SUMMARY OF: A Sunset Review of the Department of Commerce, Community, and Economic Development, Board of Chiropractic Examiners, September 26, 2005.

Purpose of the Report

In accordance with Title 24 and Title 44 of the Alaska Statutes (sunset legislation), we have reviewed the activities of the Board of Chiropractic Examiners (board). As required by state law, the legislative committees of reference are to consider this report when considering whether to extend the termination date for the board.

Report Conclusions

In our opinion, the Board of Chiropractic Examiners is operating in the public’s best interest and should continue to regulate chiropractors. Except as noted in the paragraph below, the board serves a public purpose and has demonstrated an ability to conduct its business in a satisfactory manner. The board continues to propose changes to regulations to improve its effectiveness and ensure that chiropractors are licensed in the State of Alaska.

Outside of the licensing and examination functions, the board has been ineffective in serving the interest of the public. Too much of the board’s time is spent discussing and developing statutory and regulatory changes that will have little to no impact on the public, but instead benefit the profession. Discussion topics include school sports physicals and independent medical examinations.

Alaska Statute 08.03.010(c)(5) requires that the Board of Chiropractic Examiners be terminated on June 30, 2006. Under AS 08.03.020, the board has a one-year period to administratively conclude its affairs. We recommend that the legislature extend the board’s termination date until June 30, 2014.

Findings and Recommendations

Recommendation No. 1

The board should improve the efficiency of its operations by ensuring board meeting discussions are limited to topics within its purview and are of benefit to the public overall.

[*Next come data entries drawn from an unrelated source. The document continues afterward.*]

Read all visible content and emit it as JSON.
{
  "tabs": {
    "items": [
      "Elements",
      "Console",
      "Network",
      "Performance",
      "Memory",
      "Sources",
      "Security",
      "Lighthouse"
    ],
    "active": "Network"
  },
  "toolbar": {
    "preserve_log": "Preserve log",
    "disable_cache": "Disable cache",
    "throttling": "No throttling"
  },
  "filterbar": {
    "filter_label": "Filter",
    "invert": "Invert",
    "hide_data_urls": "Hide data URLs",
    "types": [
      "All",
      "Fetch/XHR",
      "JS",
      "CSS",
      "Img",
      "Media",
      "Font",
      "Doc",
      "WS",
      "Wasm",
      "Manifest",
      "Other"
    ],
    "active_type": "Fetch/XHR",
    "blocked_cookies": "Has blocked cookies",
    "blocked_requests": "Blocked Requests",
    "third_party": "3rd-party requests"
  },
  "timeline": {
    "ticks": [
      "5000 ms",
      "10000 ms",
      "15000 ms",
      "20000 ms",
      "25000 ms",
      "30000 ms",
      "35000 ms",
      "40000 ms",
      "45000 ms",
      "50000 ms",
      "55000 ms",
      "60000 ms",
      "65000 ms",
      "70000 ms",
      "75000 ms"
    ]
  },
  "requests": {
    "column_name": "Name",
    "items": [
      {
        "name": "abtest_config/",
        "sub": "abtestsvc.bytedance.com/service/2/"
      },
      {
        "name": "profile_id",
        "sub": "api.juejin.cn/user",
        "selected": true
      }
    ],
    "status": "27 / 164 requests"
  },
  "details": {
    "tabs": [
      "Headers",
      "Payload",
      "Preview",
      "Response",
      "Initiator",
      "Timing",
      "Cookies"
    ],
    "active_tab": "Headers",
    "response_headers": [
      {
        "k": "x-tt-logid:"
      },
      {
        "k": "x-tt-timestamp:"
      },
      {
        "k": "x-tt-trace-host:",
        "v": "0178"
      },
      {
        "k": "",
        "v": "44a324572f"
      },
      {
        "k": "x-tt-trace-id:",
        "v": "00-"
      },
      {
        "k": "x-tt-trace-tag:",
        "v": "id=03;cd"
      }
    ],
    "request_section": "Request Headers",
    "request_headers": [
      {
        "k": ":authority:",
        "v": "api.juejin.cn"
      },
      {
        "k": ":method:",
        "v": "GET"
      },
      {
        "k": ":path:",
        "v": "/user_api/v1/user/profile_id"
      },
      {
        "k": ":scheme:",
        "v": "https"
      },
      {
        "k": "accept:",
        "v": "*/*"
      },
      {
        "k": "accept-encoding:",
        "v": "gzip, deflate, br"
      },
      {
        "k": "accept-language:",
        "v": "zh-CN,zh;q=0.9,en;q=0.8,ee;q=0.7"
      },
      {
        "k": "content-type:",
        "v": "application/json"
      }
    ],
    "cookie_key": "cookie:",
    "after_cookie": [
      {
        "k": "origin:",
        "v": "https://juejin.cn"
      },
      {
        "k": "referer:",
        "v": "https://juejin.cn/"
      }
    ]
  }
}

The efficiency of the board is hindered by its misaimed efforts. The board repeatedly discusses topics outside of its purview, which has resulted in wasted time, increased costs, and more meetings than necessary each year. In an effort to improve board efficiency, we recommend the following:

  1. Limit agenda discussion items; exclude topics outside of chiropractic examiners’ jurisdiction.In recent years, the board spent an inordinate amount of time discussing topics that would best be left to state or national chiropractic organizations. Agenda items repeatedly discussed included the regulation of independent medical examinations (IME) and the performance of school sports physicals. From August 2000 through January 2005, the board conducted 17 meetings. IMEs were discussed at 14 of the 17 meetings; school sports physicals were discussed at 9 of the meetings. These discussions have continued over time because the board believes regulation of these areas is within its jurisdiction.A 1991 attorney general (AG) opinion explicitly states that chiropractors are not statutorily authorized to perform school sport physicals. An AG’s opinion relating to the chiropractic regulation of IMEs does not exist. On several occasion, however, the board has been informed by Department of Law (DOL) staff that they do not have statutory authority to regulate IMEs. Further, DOL staff have informed the board that legislative changes are necessary before chiropractic examiners can regulate IMEs and before they can perform school sports physicals.
  2. Reduce the number of board meetings held each year.As discussed above, the board spends a large amount of time repeatedly discussing items outside of its purview, as authorized in statute, resulting in increased operational costs. Specific increased costs include: contractual costs for DOL expertise; personal services costs for Division of Corporations, Business and Professional Licensing staff services; and board meeting costs.

We recommend that the board improve its operational efficiency by ensuring meeting discussions are limited to topics within its purview and are of benefit to the public overall. Additionally, we recommend that the board decrease the number of meetings held each year from three to two, in an effort to reduce operational costs.